“You can’t single out a part of an idea and lay claim to it.” She ripped off a hunk of bread. “Once it’s out there, it’s out there.”
Gil ate his salad.
“And an idea is just an idea until it’s developed. Jonathan is genius at making ideas workable.”
“Yeah, he knows a good idea when he sees one.” Think about where he gets those ideas, Cammy.
Oblivious, Cammy nodded and tried to drink wine at the same time. A drop or two escaped and she blotted her mouth with her napkin. Gil refreshed her glass.
“Besides, Jonathan gives me credit.”
“Does he?” Gil asked mildly.
“When he lists the people assigned to the account, he’ll put ‘account assistant Cammy Philips’ right there on the page.”

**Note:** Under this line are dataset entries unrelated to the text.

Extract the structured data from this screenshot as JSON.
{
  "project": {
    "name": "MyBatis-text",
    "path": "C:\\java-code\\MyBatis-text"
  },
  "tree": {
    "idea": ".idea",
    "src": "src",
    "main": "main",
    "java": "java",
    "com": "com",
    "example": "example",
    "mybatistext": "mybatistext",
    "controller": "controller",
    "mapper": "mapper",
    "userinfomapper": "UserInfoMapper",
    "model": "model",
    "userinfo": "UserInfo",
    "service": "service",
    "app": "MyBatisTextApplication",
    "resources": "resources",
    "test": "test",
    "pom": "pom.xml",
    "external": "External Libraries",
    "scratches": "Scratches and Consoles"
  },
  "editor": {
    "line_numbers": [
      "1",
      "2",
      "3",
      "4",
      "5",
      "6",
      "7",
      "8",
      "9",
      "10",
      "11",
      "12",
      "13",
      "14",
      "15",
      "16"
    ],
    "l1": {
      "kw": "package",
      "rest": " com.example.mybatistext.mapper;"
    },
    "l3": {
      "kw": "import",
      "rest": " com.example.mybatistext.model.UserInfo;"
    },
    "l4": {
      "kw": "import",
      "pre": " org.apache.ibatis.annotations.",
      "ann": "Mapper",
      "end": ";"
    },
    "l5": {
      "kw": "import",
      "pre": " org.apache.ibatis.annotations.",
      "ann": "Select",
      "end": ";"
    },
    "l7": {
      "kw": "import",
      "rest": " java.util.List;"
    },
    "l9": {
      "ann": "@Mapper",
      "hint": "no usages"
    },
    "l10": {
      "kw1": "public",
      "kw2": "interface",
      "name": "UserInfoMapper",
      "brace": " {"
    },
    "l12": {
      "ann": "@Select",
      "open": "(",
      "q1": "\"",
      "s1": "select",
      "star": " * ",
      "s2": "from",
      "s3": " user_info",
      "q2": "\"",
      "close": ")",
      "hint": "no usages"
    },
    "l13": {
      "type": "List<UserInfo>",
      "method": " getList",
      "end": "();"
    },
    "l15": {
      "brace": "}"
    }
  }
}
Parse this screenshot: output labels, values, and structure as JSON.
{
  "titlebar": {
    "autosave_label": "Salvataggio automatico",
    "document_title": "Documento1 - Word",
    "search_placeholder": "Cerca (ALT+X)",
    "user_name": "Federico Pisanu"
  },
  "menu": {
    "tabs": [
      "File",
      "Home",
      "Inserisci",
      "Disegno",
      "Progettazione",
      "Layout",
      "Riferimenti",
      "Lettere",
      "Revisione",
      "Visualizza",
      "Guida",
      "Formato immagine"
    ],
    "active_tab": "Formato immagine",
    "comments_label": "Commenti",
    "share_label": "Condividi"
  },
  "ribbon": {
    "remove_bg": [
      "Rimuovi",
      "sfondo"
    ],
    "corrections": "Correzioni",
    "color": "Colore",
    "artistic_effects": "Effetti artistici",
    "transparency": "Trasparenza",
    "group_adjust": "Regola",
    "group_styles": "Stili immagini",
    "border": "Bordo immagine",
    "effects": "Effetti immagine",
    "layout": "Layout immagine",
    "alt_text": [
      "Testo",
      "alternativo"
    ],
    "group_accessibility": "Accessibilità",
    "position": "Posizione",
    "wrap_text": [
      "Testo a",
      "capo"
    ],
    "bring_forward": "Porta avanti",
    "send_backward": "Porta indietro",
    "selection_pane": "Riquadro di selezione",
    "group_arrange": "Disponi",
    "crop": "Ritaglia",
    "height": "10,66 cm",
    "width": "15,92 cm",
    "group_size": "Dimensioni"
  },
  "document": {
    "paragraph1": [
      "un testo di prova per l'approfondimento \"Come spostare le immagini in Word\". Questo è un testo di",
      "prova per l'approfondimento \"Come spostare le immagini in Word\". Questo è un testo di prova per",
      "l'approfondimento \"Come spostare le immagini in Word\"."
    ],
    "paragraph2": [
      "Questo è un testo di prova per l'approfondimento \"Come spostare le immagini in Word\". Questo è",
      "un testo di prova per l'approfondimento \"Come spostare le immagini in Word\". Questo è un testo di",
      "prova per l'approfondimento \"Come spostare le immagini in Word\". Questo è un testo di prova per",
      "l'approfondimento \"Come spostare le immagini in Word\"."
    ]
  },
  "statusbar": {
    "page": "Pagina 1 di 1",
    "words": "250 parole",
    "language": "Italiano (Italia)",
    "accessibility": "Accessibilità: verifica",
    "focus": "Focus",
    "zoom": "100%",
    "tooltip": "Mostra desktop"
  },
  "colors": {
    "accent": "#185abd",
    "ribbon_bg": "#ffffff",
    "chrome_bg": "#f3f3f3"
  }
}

Gil was having trouble swallowing. Apparently Cammy would swallow anything. “That’s great,” he said with forced cheer. “So you get to share in the KTSO pool.”
She stopped in the act of bringing her glass to her mouth. “I…What are you talking about?”
Careful. Careful. “The bonus money. When the clients like the proposed campaign so much they increase their original advertising budget, the account team gets a percentage as a bonus,” Gil explained. Cammy’s arrested expression confirmed his suspicions that Jonathan hadn’t spread the wealth. To be fair, he wasn’t obligated to. Cammy was his assistant, not part of the creative team. “We call it KTSO money.”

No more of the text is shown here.